Je ne pense pas que l’extension, au cours des années 1980-1990, des recherches narratologiques aux genres narratifs non fictionnels, dans quelque champ que ces recherches s’inscrivent, que ce soit celui de l’anthropologie (Bruner), de la sociologie (Labov), de la philosophie (Ricoeur), de la psychologie cognitive (Fayol), etc., ait eu un impact important dans l’enseignement obligatoire. Cela tient probablement au fait que les résultats de ces recherches n’ont pas donné lieu à de nombreuses vulgarisations, à des transpositions didactiques encore moins. Cela peut s’expliquer aussi par le fait que les outils des premiers narratologues ont reçu la consécration des programmes et bénéficié d’une large diffusion par les manuels. D’un instrument d’étude avalisé par l’institution scolaire, la majorité des enseignants se servent souvent sans se demander si ce à quoi il sert concourt à pourvoir les élèves des dispositions dont on voudrait nantir la jeunesse que l’on diplôme. Les outils en question et les pratiques dans lesquelles ils ont été mis en œuvre se sont révélés commodes pour évaluer les acquis de la formation littéraire et je pense qu’ils ont ainsi fait obstacle à la rénovation de cette dernière, qu’ils auraient pu pourtant favoriser.

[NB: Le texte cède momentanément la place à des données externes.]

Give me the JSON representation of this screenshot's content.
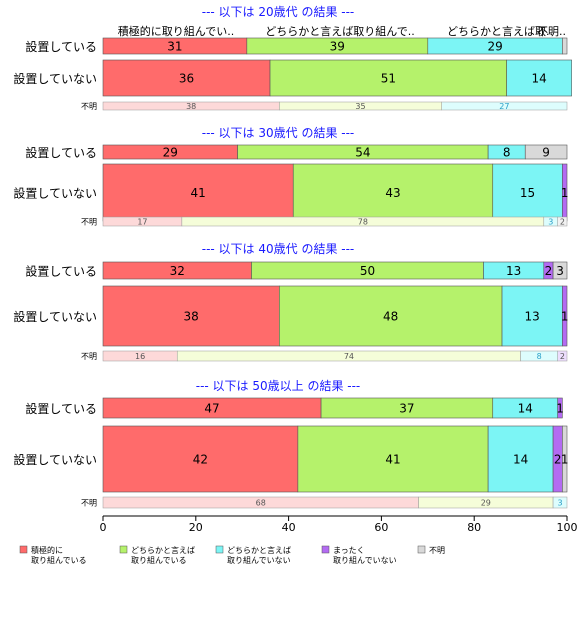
{
  "chart_data": {
    "type": "bar",
    "orientation": "horizontal",
    "stacked": true,
    "xlim": [
      0,
      100
    ],
    "x_ticks": [
      "0",
      "20",
      "40",
      "60",
      "80",
      "100"
    ],
    "column_headers": [
      "積極的に取り組んでい..",
      "どちらかと言えば取り組んで..",
      "どちらかと言えば取..",
      "不明.."
    ],
    "legend": {
      "placement": "bottom",
      "items": [
        {
          "label": "積極的に\n取り組んでいる",
          "color": "#FF6B6B"
        },
        {
          "label": "どちらかと言えば\n取り組んでいる",
          "color": "#B5F26B"
        },
        {
          "label": "どちらかと言えば\n取り組んでいない",
          "color": "#7CF5F5"
        },
        {
          "label": "まったく\n取り組んでいない",
          "color": "#B36BF2"
        },
        {
          "label": "不明",
          "color": "#D9D9D9"
        }
      ]
    },
    "unknown_colors": [
      "#FDD9D9",
      "#F5FDD9",
      "#DDFDFD",
      "#EDDDFD",
      "#F2F2F2"
    ],
    "panels": [
      {
        "title": "--- 以下は 20歳代 の結果 ---",
        "rows": [
          {
            "label": "設置している",
            "values": [
              31,
              39,
              29,
              0,
              1
            ],
            "shown": [
              "31",
              "39",
              "29",
              "",
              ""
            ]
          },
          {
            "label": "設置していない",
            "values": [
              36,
              51,
              14,
              0,
              0
            ],
            "shown": [
              "36",
              "51",
              "14",
              "",
              ""
            ]
          },
          {
            "label": "不明",
            "values": [
              38,
              35,
              27,
              0,
              0
            ],
            "shown": [
              "38",
              "35",
              "27",
              "",
              ""
            ]
          }
        ]
      },
      {
        "title": "--- 以下は 30歳代 の結果 ---",
        "rows": [
          {
            "label": "設置している",
            "values": [
              29,
              54,
              8,
              0,
              9
            ],
            "shown": [
              "29",
              "54",
              "8",
              "",
              "9"
            ]
          },
          {
            "label": "設置していない",
            "values": [
              41,
              43,
              15,
              1,
              0
            ],
            "shown": [
              "41",
              "43",
              "15",
              "1",
              ""
            ]
          },
          {
            "label": "不明",
            "values": [
              17,
              78,
              3,
              0,
              2
            ],
            "shown": [
              "17",
              "78",
              "3",
              "",
              "2"
            ]
          }
        ]
      },
      {
        "title": "--- 以下は 40歳代 の結果 ---",
        "rows": [
          {
            "label": "設置している",
            "values": [
              32,
              50,
              13,
              2,
              3
            ],
            "shown": [
              "32",
              "50",
              "13",
              "2",
              "3"
            ]
          },
          {
            "label": "設置していない",
            "values": [
              38,
              48,
              13,
              1,
              0
            ],
            "shown": [
              "38",
              "48",
              "13",
              "1",
              ""
            ]
          },
          {
            "label": "不明",
            "values": [
              16,
              74,
              8,
              2,
              0
            ],
            "shown": [
              "16",
              "74",
              "8",
              "2",
              ""
            ]
          }
        ]
      },
      {
        "title": "--- 以下は 50歳以上 の結果 ---",
        "rows": [
          {
            "label": "設置している",
            "values": [
              47,
              37,
              14,
              1,
              0
            ],
            "shown": [
              "47",
              "37",
              "14",
              "1",
              ""
            ]
          },
          {
            "label": "設置していない",
            "values": [
              42,
              41,
              14,
              2,
              1
            ],
            "shown": [
              "42",
              "41",
              "14",
              "2",
              "1"
            ]
          },
          {
            "label": "不明",
            "values": [
              68,
              29,
              3,
              0,
              0
            ],
            "shown": [
              "68",
              "29",
              "3",
              "",
              ""
            ]
          }
        ]
      }
    ]
  }
}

En même temps que s’élargissait le domaine de la recherche narratologique, se transformait l’objet que s’étaient donné les premiers narratologues. Les investigations des spécialistes du récit de fiction ont porté sur l’interaction entre ce dernier et le(s) lecteur(s). Les pionniers –Iser, en Allemagne; Eco, en Italie; Marghescou et Picard, en France– et leurs successeurs – Jouve, en France; Gervais, au Québec; Dufays, en Belgique; Baroni, en Suisse, etc. – se sont attachés à théoriser la lecture du récit en accordant une attention variable à ce que l’auteur a mis en place pour faire réagir le lecteur, et aux dispositions de ce dernier à prêter attention aux facteurs des effets que le texte est susceptible de produire. Ces travaux, qui avaient l’avantage d’intégrer les recherches antérieures sur ce que Genette avait appelé le «discours du récit» et d’exhiber la puissance d’action de ce dernier sur l’esprit des (ou de certains) lecteurs, étaient, au prix d’une transposition didactique accessible, avalisés par l’institution et largement diffusés par l’édition scolaire, susceptibles d’ébranler et, à terme, de ruiner les pratiques de lecture excessivement «formalistes» auxquelles avait donné lieu la réception scolaire de la première narratologie. Est-ce que c’est ce qui s’est passé? Je pense que non et je le déplore. 

Cela ne s’est pas passé parce que ne s’est pas reproduite la conjonction des ruptures (dans le champ de la recherche, dans les programmes et dans le rapport des maîtres à l’institution) qui, une trentaine d’années auparavant, avait favorisé la transposition didactique de la narratologie et l’adoption par la fraction progressiste des enseignants de français des pratiques qu’induisait cette transposition. Cela ne s’est pas passé en dépit de la sévère critique, dans la première décennie du siècle actuel, de ces pratiques devenues de plus en plus formalistes, par ceux-là mêmes qui les avaient inspirées ou répandues, et des propositions concrètes en vue d’une rénovation appuyée sur les travaux des néo-narratologues. 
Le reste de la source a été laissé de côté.